Oblique attacks on the press began well in advance of the crackdown. One of the few remaining government organizations still firmly under hard-line grasp — the state television body, Islamic Republic of Iran Broadcasting — joined the offensive when it broadcast edited footage of a conference in Berlin that featured prominent reformists looking on while opposition exiles protested by dancing and stripping. Though Khamenei himself may have scripted the attack on the press, reformists believe some of his harsh moves against them come as a result of pressure from a cadre in the hard-line's right wing. Reformist journalists have faced prison for suggesting that this power Mafia, directed by former President Ali Akbar Hashemi Rafsanjani, has masterminded the string of political crises following the elections. Pressed on one side by reformist critics who believe the supreme leader should be democratically accountable, and the right wing, which is comfortable governing without popular mandate, Khamenei must arbitrate delicately between the competing establishment factions.
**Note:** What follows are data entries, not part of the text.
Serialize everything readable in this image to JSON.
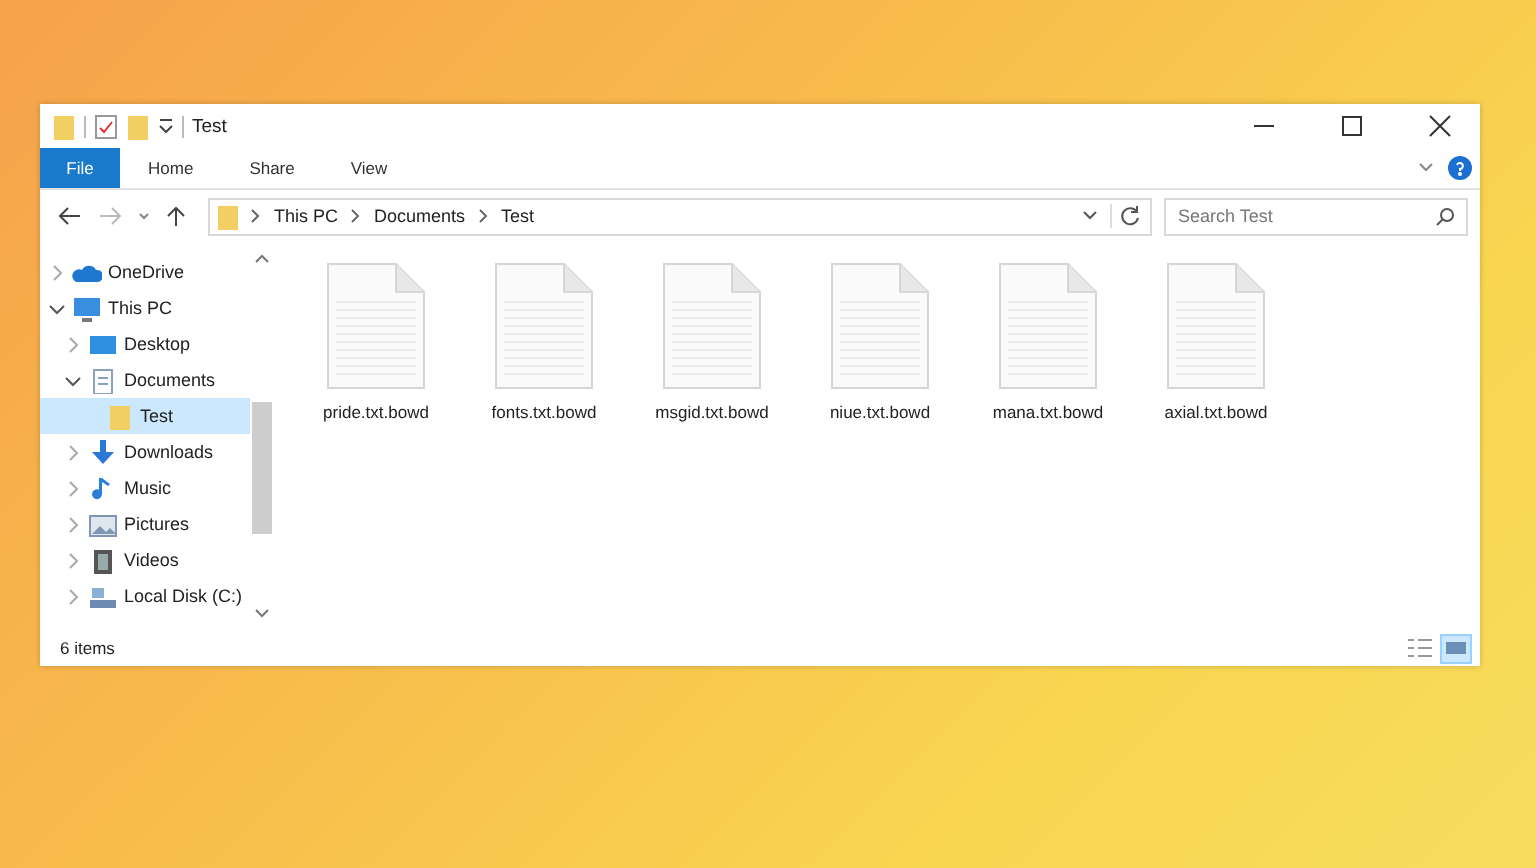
{
  "window": {
    "title": "Test"
  },
  "ribbon_tabs": [
    {
      "label": "File",
      "kind": "file"
    },
    {
      "label": "Home",
      "kind": "tab"
    },
    {
      "label": "Share",
      "kind": "tab"
    },
    {
      "label": "View",
      "kind": "tab"
    }
  ],
  "address_bar": {
    "breadcrumb": [
      "This PC",
      "Documents",
      "Test"
    ]
  },
  "search": {
    "placeholder": "Search Test"
  },
  "nav": {
    "items": [
      {
        "label": "OneDrive",
        "kind": "cloud",
        "expanded": false,
        "selected": false
      },
      {
        "label": "This PC",
        "kind": "pc",
        "expanded": true,
        "selected": false,
        "children": [
          {
            "label": "Desktop",
            "kind": "desktop",
            "expanded": false,
            "selected": false
          },
          {
            "label": "Documents",
            "kind": "documents",
            "expanded": true,
            "selected": false,
            "children": [
              {
                "label": "Test",
                "kind": "folder",
                "selected": true
              }
            ]
          },
          {
            "label": "Downloads",
            "kind": "downloads",
            "expanded": false,
            "selected": false
          },
          {
            "label": "Music",
            "kind": "music",
            "expanded": false,
            "selected": false
          },
          {
            "label": "Pictures",
            "kind": "pictures",
            "expanded": false,
            "selected": false
          },
          {
            "label": "Videos",
            "kind": "videos",
            "expanded": false,
            "selected": false
          },
          {
            "label": "Local Disk (C:)",
            "kind": "disk",
            "expanded": false,
            "selected": false
          }
        ]
      }
    ]
  },
  "files": [
    {
      "name": "pride.txt.bowd"
    },
    {
      "name": "fonts.txt.bowd"
    },
    {
      "name": "msgid.txt.bowd"
    },
    {
      "name": "niue.txt.bowd"
    },
    {
      "name": "mana.txt.bowd"
    },
    {
      "name": "axial.txt.bowd"
    }
  ],
  "status_bar": {
    "count": "6 items",
    "views": [
      {
        "kind": "details",
        "selected": false
      },
      {
        "kind": "large-icons",
        "selected": true
      }
    ]
  }
}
That explains why, in a speech in which he gave a virtual green light to the press coup, Khamenei also warned the right wing against the use of illegal violence. And abiding by the rule of law, hard-liners attacked the press legally rather than sending in the volunteer militia. In a symbolic and rare meeting with reformist leaders, Khamenei condemned political strains that had equated his anti-press rhetoric with opposition to Khatami.
In the editorial offices of the frozen liberal press, journalists last week offered their editors condolences rather than copy. At Fath, the atmosphere more resembled a campaign war room, as editor-in-chief Ali Hekmat conferred with newly elected M.P. Ali Reza Nouri, whose brother, dissident cleric Abdollah Nouri, used to run the daily Khordad before he was imprisoned and the paper was shut down and resurrected as Fath. Besieged newspapers are natural to a reform movement under fire. But if a liberal parliament convenes later this month, Khatami will be expected to protect the press he helped create. Whether he can deliver may become the newest question facing his maturing movement.